From LA to Sydney is where my real complaint comes in. The plane was dated and the interior was in poor condition. I didn’t feel as if it were going to fall apart, however I am always comfortable in the interiors of Virgin and British Airways and expected the same conditions (if not better) for an even longer haul, especially the leg room. I thought to myself, how was my domestic flight superior to this?
My biggest disappointment had come with the entertainment. The last time I’d been on an international flight in economy where the entire plane had to squint to watch the same program, as there were no personal entertainment systems, was on an Olympic Air in 2008, and despite their bankruptcy, I swore to never fly with them again. With average meals and no complimentary alcoholic beverages it makes me wonder how United can stay in business against the likes of Virgin Australia and Qantas on this same route?

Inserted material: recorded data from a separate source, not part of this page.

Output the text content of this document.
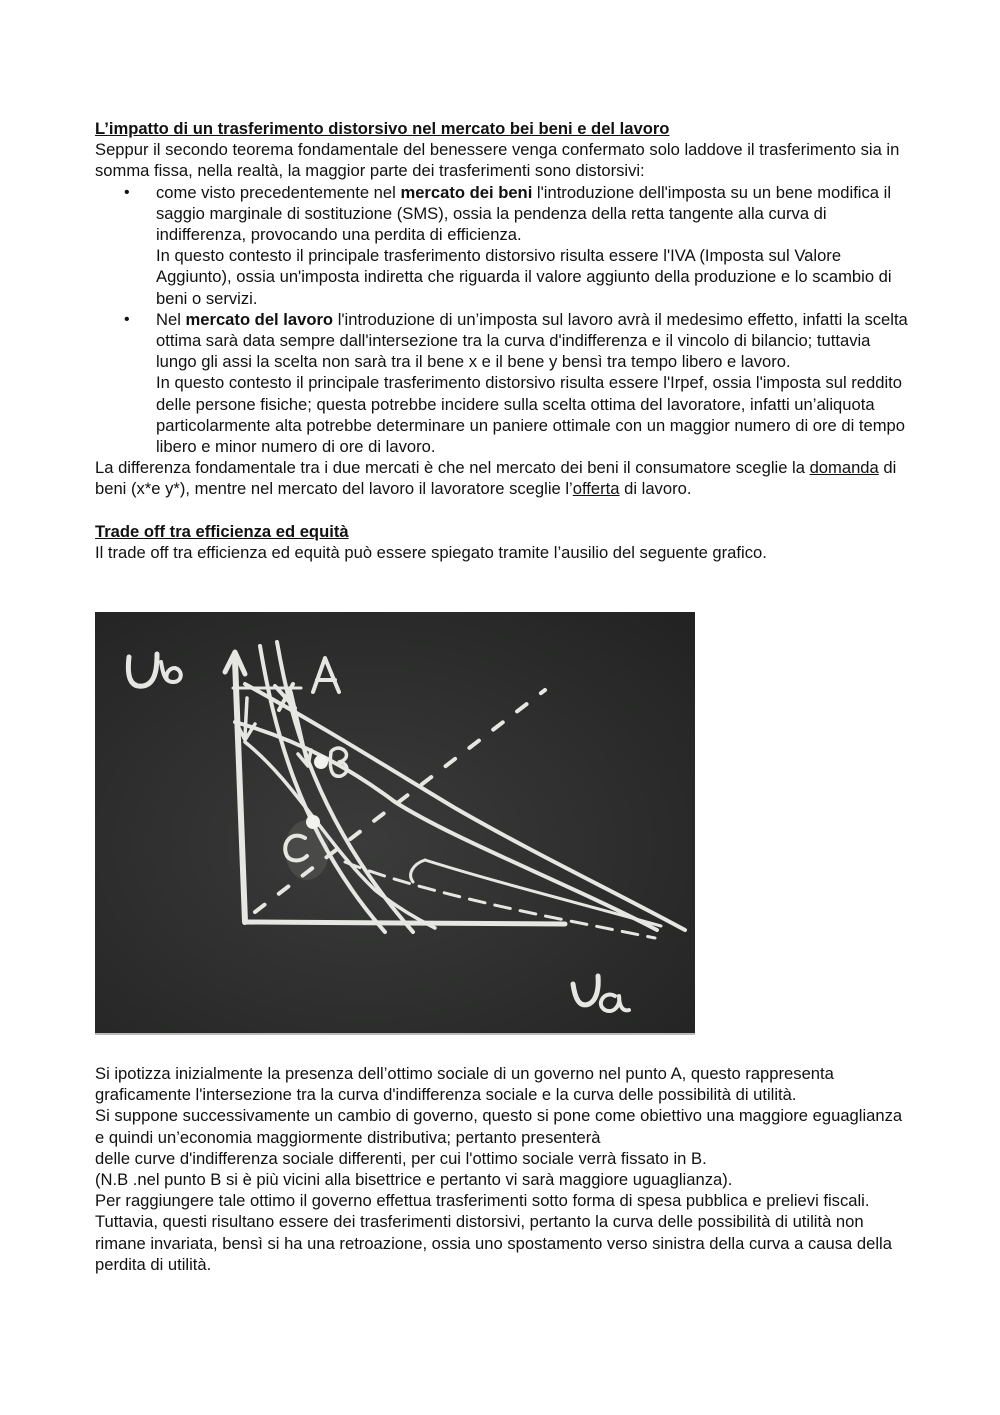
L’impatto di un trasferimento distorsivo nel mercato bei beni e del lavoro

Seppur il secondo teorema fondamentale del benessere venga confermato solo laddove il trasferimento sia in somma fissa, nella realtà, la maggior parte dei trasferimenti sono distorsivi:

• come visto precedentemente nel mercato dei beni l'introduzione dell'imposta su un bene modifica il saggio marginale di sostituzione (SMS), ossia la pendenza della retta tangente alla curva di indifferenza, provocando una perdita di efficienza.
In questo contesto il principale trasferimento distorsivo risulta essere l'IVA (Imposta sul Valore Aggiunto), ossia un'imposta indiretta che riguarda il valore aggiunto della produzione e lo scambio di beni o servizi.
• Nel mercato del lavoro l'introduzione di un’imposta sul lavoro avrà il medesimo effetto, infatti la scelta ottima sarà data sempre dall'intersezione tra la curva d'indifferenza e il vincolo di bilancio; tuttavia lungo gli assi la scelta non sarà tra il bene x e il bene y bensì tra tempo libero e lavoro.
In questo contesto il principale trasferimento distorsivo risulta essere l'Irpef, ossia l'imposta sul reddito delle persone fisiche; questa potrebbe incidere sulla scelta ottima del lavoratore, infatti un’aliquota particolarmente alta potrebbe determinare un paniere ottimale con un maggior numero di ore di tempo libero e minor numero di ore di lavoro.

La differenza fondamentale tra i due mercati è che nel mercato dei beni il consumatore sceglie la domanda di beni (x*e y*), mentre nel mercato del lavoro il lavoratore sceglie l’offerta di lavoro.

Trade off tra efficienza ed equità

Il trade off tra efficienza ed equità può essere spiegato tramite l’ausilio del seguente grafico.

Si ipotizza inizialmente la presenza dell’ottimo sociale di un governo nel punto A, questo rappresenta graficamente l'intersezione tra la curva d'indifferenza sociale e la curva delle possibilità di utilità.

Si suppone successivamente un cambio di governo, questo si pone come obiettivo una maggiore eguaglianza e quindi un’economia maggiormente distributiva; pertanto presenterà

delle curve d'indifferenza sociale differenti, per cui l'ottimo sociale verrà fissato in B.

(N.B .nel punto B si è più vicini alla bisettrice e pertanto vi sarà maggiore uguaglianza).

Per raggiungere tale ottimo il governo effettua trasferimenti sotto forma di spesa pubblica e prelievi fiscali. Tuttavia, questi risultano essere dei trasferimenti distorsivi, pertanto la curva delle possibilità di utilità non rimane invariata, bensì si ha una retroazione, ossia uno spostamento verso sinistra della curva a causa della perdita di utilità.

I am now residing in Australia and take the international flight from Brisbane to New York, or some similar combination whether it be from Sydney or to Philadelphia, a handful of times a year. I am very loyal to Qantas due to their service, professionalism, entertainment, efficiency, and refreshments being above par. So much that I rave about them quite regularly on my blog www.thesetwoeyes.com. In fact, I make a point to ask every person I meet who has travelled via LA to Australia what airline they took. Before even answering I know by their expression if was United. It’s a common joke amongst cross-Pacific travellers that if you have a United flight, you might as well not even go because it’s anticipated to be that bad.
As the holidays are approaching I’m returning to the US on another long haul flight. I cannot express the intensity of my disappointment when the only option within my budget during overpriced holiday season was with United. I write this to you because I don’t want to have the panic that I felt when I spent over $3,000 on a flight and already anticipate a horrible experience. I am not cheap, I will pay for a bottle of wine or sandwich if that is what is required however after already paying $3,000 this is completely unnecessary. And as far as entertainment goes, I think your flight crew may have a more pleasant time if their customers were distracted and content watching what suited them on a personal level rather than overhearing their neighbour snoring because they can’t see the communal television.
I can appreciate that all of these may sound like superficial complaints but for a frequent flyer who enjoys flying, who looks forward to the experience and has praise for many airlines that get the formula right, I’m asking you, United, when are you going to lead the pack? Or as a minimum, improve your services to be on par with your direct competitors? What are you doing about in-flight entertainment, service, leg room, and refreshments for long haul flights?
An Australian colleague recently said to me, “We look to the United States as a global leader, as someone who always has the best. How is it that flying a US airline is one of the worst experiences a traveller could have?”
Thank you for reading this lengthy letter. I do anticipate your response and look forward to hearing about how my experience and future travels will be improved.